Published: 2023, Last Modified: 13 Nov 2024ICPADS 2023EveryoneRevisionsBibTeXCC BY-SA 4.0

Abstract: Highly accurate perception is one of the pivotal factors for the safe operation of Intelligent Connected Vehicles (ICVs). Nevertheless, occlusion blind spots, limited fields-of-view, and low-point density of the sensor data lead to limited perception for the single ICV, which can be well addressed with vehicle-to-vehicle (V2V) cooperative perception. Recent development of V2V cooperative perception technology have made the perception of ICVs more and more accurate and reliable. In V2V cooperative perception, LiDAR and Camera are two types of complementary sensors for ICVs. However, using only specific single-modal data such as Camera RGB images or LiDAR point clouds for V2V collaborative perception cannot fully improve perception accuracy. Furthermore, the large model based on Transformers has been proven to effectively enhance multi-modal fusion. To this end, we propose MCoT, a novel approach for multi-modal V2V cooperative perception with Transformers. Our MCoT extracts intermediate features from RGB images and point cloud of different agents, aligning them in the Bird’s-Eye View (BEV) perspective through rigid association.
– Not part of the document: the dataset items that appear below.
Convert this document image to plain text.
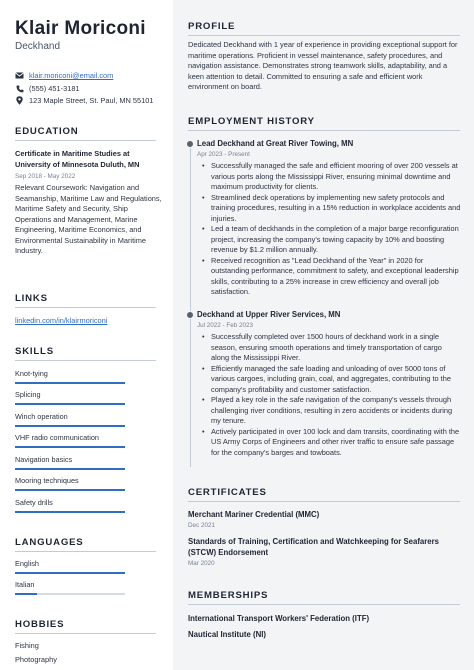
Klair Moriconi
Deckhand
klair.moriconi@email.com
(555) 451-3181
123 Maple Street, St. Paul, MN 55101
EDUCATION
Certificate in Maritime Studies at University of Minnesota Duluth, MN
Sep 2018 - May 2022
Relevant Coursework: Navigation and Seamanship, Maritime Law and Regulations, Maritime Safety and Security, Ship Operations and Management, Marine Engineering, Maritime Economics, and Environmental Sustainability in Maritime Industry.
LINKS
linkedin.com/in/klairmoriconi
SKILLS
Knot-tying
Splicing
Winch operation
VHF radio communication
Navigation basics
Mooring techniques
Safety drills
LANGUAGES
English
Italian
HOBBIES
Fishing
Photography
PROFILE
Dedicated Deckhand with 1 year of experience in providing exceptional support for maritime operations. Proficient in vessel maintenance, safety procedures, and navigation assistance. Demonstrates strong teamwork skills, adaptability, and a keen attention to detail. Committed to ensuring a safe and efficient work environment on board.
EMPLOYMENT HISTORY
Lead Deckhand at Great River Towing, MN
Apr 2023 - Present
• Successfully managed the safe and efficient mooring of over 200 vessels at various ports along the Mississippi River, ensuring minimal downtime and maximum productivity for clients.
• Streamlined deck operations by implementing new safety protocols and training procedures, resulting in a 15% reduction in workplace accidents and injuries.
• Led a team of deckhands in the completion of a major barge reconfiguration project, increasing the company's towing capacity by 10% and boosting revenue by $1.2 million annually.
• Received recognition as "Lead Deckhand of the Year" in 2020 for outstanding performance, commitment to safety, and exceptional leadership skills, contributing to a 25% increase in crew efficiency and overall job satisfaction.
Deckhand at Upper River Services, MN
Jul 2022 - Feb 2023
• Successfully completed over 1500 hours of deckhand work in a single season, ensuring smooth operations and timely transportation of cargo along the Mississippi River.
• Efficiently managed the safe loading and unloading of over 5000 tons of various cargoes, including grain, coal, and aggregates, contributing to the company's profitability and customer satisfaction.
• Played a key role in the safe navigation of the company's vessels through challenging river conditions, resulting in zero accidents or incidents during my tenure.
• Actively participated in over 100 lock and dam transits, coordinating with the US Army Corps of Engineers and other river traffic to ensure safe passage for the company's barges and towboats.
CERTIFICATES
Merchant Mariner Credential (MMC)
Dec 2021
Standards of Training, Certification and Watchkeeping for Seafarers (STCW) Endorsement
Mar 2020
MEMBERSHIPS
International Transport Workers' Federation (ITF)
Nautical Institute (NI)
Subsequently, we use the cross-attention mechanism to perform a soft fusion of these features in the BEV domain. The attention mechanism empowers our model with the ability to adaptively discern which regions of the image and LiDAR are most relevant, and what information should be extracted from them. Extensive evaluations demonstrate that MCoT can significantly enhance the accuracy and robustness of perception. Our model achieved remarkable results on the large-scale simulation dataset OPV2V, improving the average accuracy by 71.43% compared to the baseline and outperforming the second-place by nearly 3.95%. Our approach also demonstrates the fastest convergence rate under the same number of training epochs.